Williamsburg County is getting a temporary hospital. The modular building is scheduled to be completed and ready to serve patients by the end of September. The Williamsburg Regional Hospital closed its doors six months ago, after flooding damaged more than half the building.

Ever since the closure, hospital CEO Sharon Poston has been working to get a temporary hospital up and running.

“To be able to provide direly needed medical services to our community is everything for us.  The absence of full service medical attention has been extremely detrimental,” she said.

At the end of April, Poston was able to open atemporary emergency room with assistance from the Federal Emergency Management Agency. It is made up of three connected trailers with medical equipment to treat urgent health needs like heart attacks and strokes.

But without a fully operational inpatient hospital, the hospital’s chief doctor Troy Gamble said patients are transported to the nearby facilities. In an April interview he said moving sick patients can be risky.

“I’ve flown in helicopters with patients and worried sick that I was missing something because I couldn't hear the blood pressure, because I couldn’t hear the heartbeat,” he said. 

FEMA approved the building of the temporary hospital in early May. When completed, it will be able to accommodate 22 patients.  

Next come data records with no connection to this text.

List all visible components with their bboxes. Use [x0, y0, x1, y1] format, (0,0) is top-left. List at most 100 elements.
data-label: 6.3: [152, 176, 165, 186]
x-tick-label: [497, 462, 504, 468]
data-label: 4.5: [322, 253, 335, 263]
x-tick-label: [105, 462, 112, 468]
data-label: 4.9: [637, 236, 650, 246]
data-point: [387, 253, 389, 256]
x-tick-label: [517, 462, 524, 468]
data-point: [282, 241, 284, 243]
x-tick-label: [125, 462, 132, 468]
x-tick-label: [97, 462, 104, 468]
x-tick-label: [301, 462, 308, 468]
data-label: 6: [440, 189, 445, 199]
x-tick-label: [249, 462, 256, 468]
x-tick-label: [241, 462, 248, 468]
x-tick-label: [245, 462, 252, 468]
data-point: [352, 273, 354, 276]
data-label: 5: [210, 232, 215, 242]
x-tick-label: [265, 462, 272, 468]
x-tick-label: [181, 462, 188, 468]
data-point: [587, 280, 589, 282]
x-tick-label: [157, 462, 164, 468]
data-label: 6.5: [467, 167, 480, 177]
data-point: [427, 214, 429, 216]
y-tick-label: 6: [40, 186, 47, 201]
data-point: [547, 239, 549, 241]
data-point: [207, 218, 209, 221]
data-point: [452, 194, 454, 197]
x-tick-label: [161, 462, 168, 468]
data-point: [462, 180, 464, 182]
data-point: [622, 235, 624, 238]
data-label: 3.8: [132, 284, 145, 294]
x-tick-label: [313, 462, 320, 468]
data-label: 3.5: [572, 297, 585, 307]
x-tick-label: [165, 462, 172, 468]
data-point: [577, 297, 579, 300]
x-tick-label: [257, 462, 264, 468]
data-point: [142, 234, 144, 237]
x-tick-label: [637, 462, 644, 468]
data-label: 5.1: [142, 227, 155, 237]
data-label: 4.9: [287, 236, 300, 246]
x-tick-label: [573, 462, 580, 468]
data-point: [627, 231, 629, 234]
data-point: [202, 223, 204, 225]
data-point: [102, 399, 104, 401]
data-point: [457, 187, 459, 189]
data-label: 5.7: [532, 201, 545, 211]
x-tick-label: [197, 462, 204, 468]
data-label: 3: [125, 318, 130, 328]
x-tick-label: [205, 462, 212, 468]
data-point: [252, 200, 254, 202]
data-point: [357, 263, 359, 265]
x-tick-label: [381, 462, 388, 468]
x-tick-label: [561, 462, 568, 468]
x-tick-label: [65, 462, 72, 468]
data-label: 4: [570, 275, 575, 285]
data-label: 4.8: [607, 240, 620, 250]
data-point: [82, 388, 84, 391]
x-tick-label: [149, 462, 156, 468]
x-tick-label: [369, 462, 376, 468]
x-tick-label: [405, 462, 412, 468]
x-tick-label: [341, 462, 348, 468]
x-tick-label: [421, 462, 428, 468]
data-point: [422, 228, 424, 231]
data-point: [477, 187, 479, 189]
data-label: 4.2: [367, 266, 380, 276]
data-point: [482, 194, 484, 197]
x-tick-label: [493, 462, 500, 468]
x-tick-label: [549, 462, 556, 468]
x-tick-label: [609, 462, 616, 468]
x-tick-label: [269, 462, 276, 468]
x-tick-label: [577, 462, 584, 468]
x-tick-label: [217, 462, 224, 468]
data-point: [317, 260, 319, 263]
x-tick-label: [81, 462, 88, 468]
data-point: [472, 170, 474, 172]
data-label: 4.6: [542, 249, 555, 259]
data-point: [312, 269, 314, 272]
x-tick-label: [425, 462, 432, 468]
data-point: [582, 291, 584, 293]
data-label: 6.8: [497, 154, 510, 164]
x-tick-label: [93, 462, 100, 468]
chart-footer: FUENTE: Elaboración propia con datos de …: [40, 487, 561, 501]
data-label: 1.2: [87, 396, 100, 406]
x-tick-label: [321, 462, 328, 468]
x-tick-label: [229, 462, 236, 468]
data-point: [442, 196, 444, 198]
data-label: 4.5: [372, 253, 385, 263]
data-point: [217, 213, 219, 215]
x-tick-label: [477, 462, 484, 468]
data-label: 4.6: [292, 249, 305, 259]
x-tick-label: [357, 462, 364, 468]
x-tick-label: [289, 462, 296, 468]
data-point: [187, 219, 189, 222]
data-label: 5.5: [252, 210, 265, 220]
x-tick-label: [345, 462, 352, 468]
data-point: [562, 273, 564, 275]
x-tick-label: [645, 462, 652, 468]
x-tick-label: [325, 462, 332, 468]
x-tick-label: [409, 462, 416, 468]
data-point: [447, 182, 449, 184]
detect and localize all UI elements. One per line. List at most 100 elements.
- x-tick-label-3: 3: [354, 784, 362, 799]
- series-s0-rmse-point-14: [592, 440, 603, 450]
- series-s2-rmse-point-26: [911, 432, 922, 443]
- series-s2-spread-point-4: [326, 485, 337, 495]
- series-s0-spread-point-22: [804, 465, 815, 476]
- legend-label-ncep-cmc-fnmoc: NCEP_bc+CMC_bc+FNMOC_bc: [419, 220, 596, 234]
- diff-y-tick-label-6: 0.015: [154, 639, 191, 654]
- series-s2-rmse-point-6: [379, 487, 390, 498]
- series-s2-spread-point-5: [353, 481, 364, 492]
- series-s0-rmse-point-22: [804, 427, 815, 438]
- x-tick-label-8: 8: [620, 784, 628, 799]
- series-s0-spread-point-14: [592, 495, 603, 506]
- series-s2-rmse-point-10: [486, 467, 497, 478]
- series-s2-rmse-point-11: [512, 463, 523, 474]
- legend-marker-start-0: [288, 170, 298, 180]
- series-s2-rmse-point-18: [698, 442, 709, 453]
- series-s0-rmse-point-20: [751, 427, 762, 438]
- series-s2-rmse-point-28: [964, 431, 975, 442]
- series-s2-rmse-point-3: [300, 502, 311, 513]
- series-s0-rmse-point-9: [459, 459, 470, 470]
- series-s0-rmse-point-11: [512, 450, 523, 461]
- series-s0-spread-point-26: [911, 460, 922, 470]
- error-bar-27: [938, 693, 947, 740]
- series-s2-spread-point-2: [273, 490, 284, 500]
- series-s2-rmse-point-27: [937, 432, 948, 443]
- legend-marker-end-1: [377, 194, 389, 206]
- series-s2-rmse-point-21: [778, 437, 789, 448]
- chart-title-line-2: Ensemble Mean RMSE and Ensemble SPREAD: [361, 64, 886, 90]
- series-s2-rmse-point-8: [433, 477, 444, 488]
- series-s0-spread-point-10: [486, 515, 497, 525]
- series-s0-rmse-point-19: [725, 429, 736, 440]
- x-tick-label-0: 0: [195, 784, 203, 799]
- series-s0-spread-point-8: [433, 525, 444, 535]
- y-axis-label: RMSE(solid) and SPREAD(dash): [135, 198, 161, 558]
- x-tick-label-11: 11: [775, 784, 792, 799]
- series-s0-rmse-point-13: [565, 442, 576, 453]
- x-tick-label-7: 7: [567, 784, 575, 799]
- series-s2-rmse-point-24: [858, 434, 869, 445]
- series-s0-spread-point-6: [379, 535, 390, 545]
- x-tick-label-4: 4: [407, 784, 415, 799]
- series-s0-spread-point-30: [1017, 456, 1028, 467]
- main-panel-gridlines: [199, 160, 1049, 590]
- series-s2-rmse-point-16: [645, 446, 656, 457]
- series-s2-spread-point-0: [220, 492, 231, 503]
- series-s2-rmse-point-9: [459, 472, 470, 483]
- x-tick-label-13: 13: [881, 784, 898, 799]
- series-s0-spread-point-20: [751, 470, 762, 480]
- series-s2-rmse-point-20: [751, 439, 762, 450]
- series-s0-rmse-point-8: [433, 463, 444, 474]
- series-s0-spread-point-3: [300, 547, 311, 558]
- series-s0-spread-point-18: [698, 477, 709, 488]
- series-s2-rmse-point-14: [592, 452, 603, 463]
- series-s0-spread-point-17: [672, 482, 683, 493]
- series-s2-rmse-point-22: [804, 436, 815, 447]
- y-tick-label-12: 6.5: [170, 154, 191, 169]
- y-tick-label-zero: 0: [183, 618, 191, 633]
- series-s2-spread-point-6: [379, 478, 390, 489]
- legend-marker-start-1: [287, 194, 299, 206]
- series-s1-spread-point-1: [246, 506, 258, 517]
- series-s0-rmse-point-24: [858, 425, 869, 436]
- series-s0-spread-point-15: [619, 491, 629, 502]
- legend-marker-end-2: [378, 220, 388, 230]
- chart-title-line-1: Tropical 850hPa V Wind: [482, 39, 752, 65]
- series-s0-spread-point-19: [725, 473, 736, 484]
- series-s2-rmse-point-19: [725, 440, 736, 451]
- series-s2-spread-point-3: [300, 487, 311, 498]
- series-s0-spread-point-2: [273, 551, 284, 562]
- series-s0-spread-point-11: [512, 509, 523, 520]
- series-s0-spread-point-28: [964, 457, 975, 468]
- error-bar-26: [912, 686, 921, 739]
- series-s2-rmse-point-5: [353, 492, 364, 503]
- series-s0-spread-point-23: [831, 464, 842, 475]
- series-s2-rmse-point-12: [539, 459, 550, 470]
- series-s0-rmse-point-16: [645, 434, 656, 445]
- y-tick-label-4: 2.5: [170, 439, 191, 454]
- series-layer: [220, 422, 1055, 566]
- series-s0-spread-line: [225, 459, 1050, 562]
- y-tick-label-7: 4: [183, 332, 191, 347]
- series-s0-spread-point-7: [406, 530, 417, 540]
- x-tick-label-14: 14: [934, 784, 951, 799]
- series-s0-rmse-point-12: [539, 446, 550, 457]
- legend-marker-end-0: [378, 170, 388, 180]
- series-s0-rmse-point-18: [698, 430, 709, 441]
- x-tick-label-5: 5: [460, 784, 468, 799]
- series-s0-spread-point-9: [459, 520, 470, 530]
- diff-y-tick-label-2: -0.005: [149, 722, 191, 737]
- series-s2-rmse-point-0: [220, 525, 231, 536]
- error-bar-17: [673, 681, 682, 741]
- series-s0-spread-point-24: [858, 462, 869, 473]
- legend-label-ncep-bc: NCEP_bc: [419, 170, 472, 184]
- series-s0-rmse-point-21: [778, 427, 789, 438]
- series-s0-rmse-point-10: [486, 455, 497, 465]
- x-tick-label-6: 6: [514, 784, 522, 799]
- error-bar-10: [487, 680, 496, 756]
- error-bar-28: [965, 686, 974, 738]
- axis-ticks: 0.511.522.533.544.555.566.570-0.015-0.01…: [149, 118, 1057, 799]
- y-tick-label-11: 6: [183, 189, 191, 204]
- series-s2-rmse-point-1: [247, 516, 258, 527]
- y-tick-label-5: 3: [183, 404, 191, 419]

According to Williamsburg Regional CEO Hospital Sharon Poston, FEMA has agreed to cover 75 percent of the cost to build the temporary hospital. She’s not yet sure the total price tag.

Poston says she wants to repair the current red brick building or construct a new permanent hospital, but the status of that project is still unknown.

“I believe the health of our community has diminished somewhat during this lag time,” Poston said.

Williamsburg Regional Hospital is the only facility in the county of more than one thousand square miles and about 33,000 people.